One of our designers (who wishes to remain unnamed for fear of embarrassment) here at Moto3Designs thought he was keeping his engine in tip-top shape...changing the engine and trans oil every 5 hours of riding, checking the valve clearance every 10 hours, plopping a new piston and rings in every 40 hours...Daniel thought he was doing great. Ooops did we just say his name?? Hmmmmm oh well;-)
Little did Daniel realize that he should swap out those valves in his CRF every now and then too. In November of last year, while riding at his local practice track, Daniel's back wheel locked up on his CRF250. When he came to a stop, he was resting on the take-off of one of the track's doubles, so his situation could have actually ended up a lot worse than just a damaged engine.
The bike would no longer turn over, even in neutral, and the kickstarter would not budge. Daniel knew he was in trouble and right away started tearing the top end of his engine apart.
Once he had the cylinder head off, Daniel thought he saw the extent of the damage, a valve head had snapped off of its stem...he would need a new valve train, cylinder, cylinder head, and piston kit...the parts would set him back around $1000. Still a lot of money, but manageable when the end result would be an entirely new top-end. Daniel would also do the rebuild himself, saving several hundred dollars over having a race shop do the work for him. Just to be on the safe side, Daniel took his engine in to a local engine repair shop to have everything else looked over.
The engine shop called a couple days later to tell Daniel that his rod was bent and that he would need a new crank and bottom end bearings. At this point Daniel was starting to consider whether saving the engine and doing a complete rebuild, or just buying a new bike would be the better option.
After careful consideration, and luckily for us and this story, Daniel decided to stick with the bike he had and rebuild his CRF's engine from the ground up. Opting to stick entirely with OEM parts, Daniel was out around $1700 when the damage to his wallet was all said and done. This still pails in comparison to the thousands of dollars the local repair shop would've charged him. Daniel is also a hands on guy and figured a refresher course on rebuilding an engine's bottom end wouldn't be the worst thing in the world.
Also on Daniel's side was the local engine shop. For just $60 they seated all 4 new valves and made sure everything in the top-end of the engine fit just right. This was the deal of the century in Daniel's eyes.
Daniel split his CRF's cases and after some finagling, he was able to get his new crank and bearing installed and put the bottom end back together. Next was the top-end, which went together as smooth as hot butter on toast thanks to the help of the local engine shop.

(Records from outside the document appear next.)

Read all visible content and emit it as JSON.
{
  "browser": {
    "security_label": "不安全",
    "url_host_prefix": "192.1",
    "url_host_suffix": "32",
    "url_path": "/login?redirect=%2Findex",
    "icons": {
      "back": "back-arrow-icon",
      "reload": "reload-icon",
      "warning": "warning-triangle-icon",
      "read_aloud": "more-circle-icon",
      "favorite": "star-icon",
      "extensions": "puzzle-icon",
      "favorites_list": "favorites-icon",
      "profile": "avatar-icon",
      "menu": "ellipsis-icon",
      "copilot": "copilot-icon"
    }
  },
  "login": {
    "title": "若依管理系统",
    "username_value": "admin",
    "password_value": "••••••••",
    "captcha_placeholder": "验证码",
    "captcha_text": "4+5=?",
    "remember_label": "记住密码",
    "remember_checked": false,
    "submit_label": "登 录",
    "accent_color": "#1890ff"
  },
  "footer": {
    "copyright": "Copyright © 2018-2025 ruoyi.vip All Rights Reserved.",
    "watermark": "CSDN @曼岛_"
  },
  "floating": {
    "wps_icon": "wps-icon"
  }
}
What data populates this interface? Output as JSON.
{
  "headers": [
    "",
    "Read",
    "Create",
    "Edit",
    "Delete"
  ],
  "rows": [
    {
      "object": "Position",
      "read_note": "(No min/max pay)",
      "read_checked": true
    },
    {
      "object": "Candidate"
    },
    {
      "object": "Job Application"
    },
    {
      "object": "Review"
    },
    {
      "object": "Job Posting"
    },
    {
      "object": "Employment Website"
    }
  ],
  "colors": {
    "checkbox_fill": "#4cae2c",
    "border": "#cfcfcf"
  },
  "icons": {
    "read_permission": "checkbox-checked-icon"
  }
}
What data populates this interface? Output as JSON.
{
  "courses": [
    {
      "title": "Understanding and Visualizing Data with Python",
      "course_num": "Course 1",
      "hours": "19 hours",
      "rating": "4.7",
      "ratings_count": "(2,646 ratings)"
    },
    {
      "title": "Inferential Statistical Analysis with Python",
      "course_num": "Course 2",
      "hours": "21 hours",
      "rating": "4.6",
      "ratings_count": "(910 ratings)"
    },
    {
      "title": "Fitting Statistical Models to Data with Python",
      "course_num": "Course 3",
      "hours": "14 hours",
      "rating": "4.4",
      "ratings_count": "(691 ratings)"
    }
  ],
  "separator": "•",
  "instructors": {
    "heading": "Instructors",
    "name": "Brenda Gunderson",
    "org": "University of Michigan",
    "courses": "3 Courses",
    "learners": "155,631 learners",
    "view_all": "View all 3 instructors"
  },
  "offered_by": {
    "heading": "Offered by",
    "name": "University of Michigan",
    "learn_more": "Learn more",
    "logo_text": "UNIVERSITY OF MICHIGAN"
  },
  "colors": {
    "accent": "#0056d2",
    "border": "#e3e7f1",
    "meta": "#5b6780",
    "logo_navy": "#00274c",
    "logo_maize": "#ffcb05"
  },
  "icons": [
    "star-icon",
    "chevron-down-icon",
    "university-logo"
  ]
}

Were there warning signs before Daniel's CRF dropped a valve? We think the backfire at idle that Daniel mentioned he remembered his last couple rides in November was a dead give away. It is not normal for an engine to just decide to do extensive damage to itself without some sort of clue.
Pay attention to your engine and if something starts acting weird, take things apart. Investigate. Have your local race shop investigate. The few bucks you may spend on diagnostics or on a top end rebuild and valve replacement, will be money well spent to make sure you do not need a new motor before your next ride or race!
Do yourself a favor and get off that couch this February. Go through your race bike in its entirety and replace anything that looks worn out. This way, you'll be ready to go when the snow melts and the ground thaws and the outdoor racing season kicks into gear in late March and early April.